Eigentümerwechsel eines Wohnhauses

Beim Kauf eines Wohnhauses sind verschiedene Schritte erforderlich, damit der Eigentümerwechsel bei der Gemeindeverwaltung korrekt erfasst und die Gebühren entsprechend umgeschrieben werden können.

1. Kaufvertrag beim Notar

Der Kaufvertrag über das Wohnhaus wird zwischen Käufer und Verkäufer beim Notar abgeschlossen.
Der Notar kümmert sich anschließend um die weiteren erforderlichen Schritte im Zusammenhang mit dem Grundstückskauf.

2. Prüfung des gesetzlichen Vorkaufsrechts

Der Notar übermittelt den Kaufvertrag an die Gemeindeverwaltung. Die Gemeinde prüft daraufhin, ob ihr ein gesetzliches Vorkaufsrecht zusteht.

3. Verzicht der Gemeinde auf das Vorkaufsrecht

Die Gemeinde erklärt, dass sie von ihrem gesetzlichen Vorkaufsrecht keinen Gebrauch macht. Für die entsprechende Bescheinigung wird eine Gebühr erhoben, die vom Käufer zu tragen ist.

Anschließend wird der bisherige Eigentümer (Verkäufer) vom Steueramt angeschrieben. Dieses Schreiben enthält allgemeine Informationen zum Eigentümerwechsel sowie ein Übergabeprotokoll.

Für die Übergabe kann das von der Gemeinde zur Verfügung gestellte Übergabeprotokoll verwendet werden.

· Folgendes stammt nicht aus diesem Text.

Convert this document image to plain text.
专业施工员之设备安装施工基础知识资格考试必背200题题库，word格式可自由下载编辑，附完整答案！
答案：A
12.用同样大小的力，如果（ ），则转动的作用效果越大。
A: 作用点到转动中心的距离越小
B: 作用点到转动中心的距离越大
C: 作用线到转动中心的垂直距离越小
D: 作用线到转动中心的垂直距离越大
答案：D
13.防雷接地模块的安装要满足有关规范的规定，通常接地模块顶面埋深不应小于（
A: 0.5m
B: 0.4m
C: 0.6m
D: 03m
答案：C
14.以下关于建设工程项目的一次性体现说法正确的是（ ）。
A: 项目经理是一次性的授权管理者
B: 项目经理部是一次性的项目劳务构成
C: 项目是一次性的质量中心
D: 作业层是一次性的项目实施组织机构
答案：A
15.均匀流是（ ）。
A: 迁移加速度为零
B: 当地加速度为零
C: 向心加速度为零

Alternativ ist auch die Verwendung eines eigenen Übergabeprotokolls möglich.

4. Übergabe des Grundstücks

Nach der tatsächlichen Übergabe des Wohnhauses muss das von Käufer und Verkäufer unterschriebene Übergabeprotokoll an die Gemeindeverwaltung übermittelt werden.

Die Übermittlung ist möglich:

  • persönlich
  • per Post
  • per E-Mail
  • per Fax

5. Umschreibung der Gebühren

Nach Eingang der erforderlichen Unterlagen wird der Eigentümerwechsel bei der Gemeindeverwaltung
entsprechend erfasst.

Wichtig: Der Eigentümerwechsel kann bei der Gemeindeverwaltung nur zu einem Monatsersten gebucht werden.

Für die einzelnen Abgaben gelten folgende Regelungen:

Grundsteuer
Die Grundsteuer ist nach dem Grundsteuergesetz eine Jahressteuer (§ 9 GrStG und § 27 Abs. 1 Satz 1 GrStG). Sie wird daher grundsätzlich für das gesamte Kalenderjahr gegenüber dem bisherigen Eigentümer (Verkäufer) festgesetzt.
Eine anteilige Erstattung der Grundsteuer zwischen Käufer und Verkäufer erfolgt privatrechtlich und ist zwischen den Vertragsparteien zu regeln.

Wasser- und Abwassergebühren
Die Abrechnung erfolgt nach dem tatsächlichen Verbrauch anhand des Ablesestandes des Hauptwasserzählers. Sofern vorhanden, werden auch die Zählerstände von Zisternen- und Gartenwasserzählern
berücksichtigt.
Private Zwischenzähler, beispielsweise Wohnungszähler in Mehrfamilienhäusern, werden bei der Abrechnung durch die Gemeindeverwaltung nicht berücksichtigt.

Abfallgebühren und Niederschlagswassergebühren
Diese werden monatsgenau auf den neuen Eigentümer umgeschrieben.

Eigentümerwechsel – auf einen Blick

Kaufvertrag beim Notar

Kaufvertrag geht an die Gemeinde

Gemeinde verzichtet auf das gesetzliche Vorkaufsrecht

Verkäufer erhält Informationen und Übergabeprotokoll

Übergabe des Wohnhauses und Ablesung der Zähler

Unterschriebenes Übergabeprotokoll an die Gemeinde

Umschreibung der Gebühren zum nächstmöglichen Monatsersten

Hinweis: Für die korrekte Abrechnung ist es besonders wichtig, bei der Übergabe die Zählerstände zu dokumentieren und das von beiden Parteien unterschriebene Übergabeprotokoll zeitnah an die Gemeindeverwaltung zu übermitteln.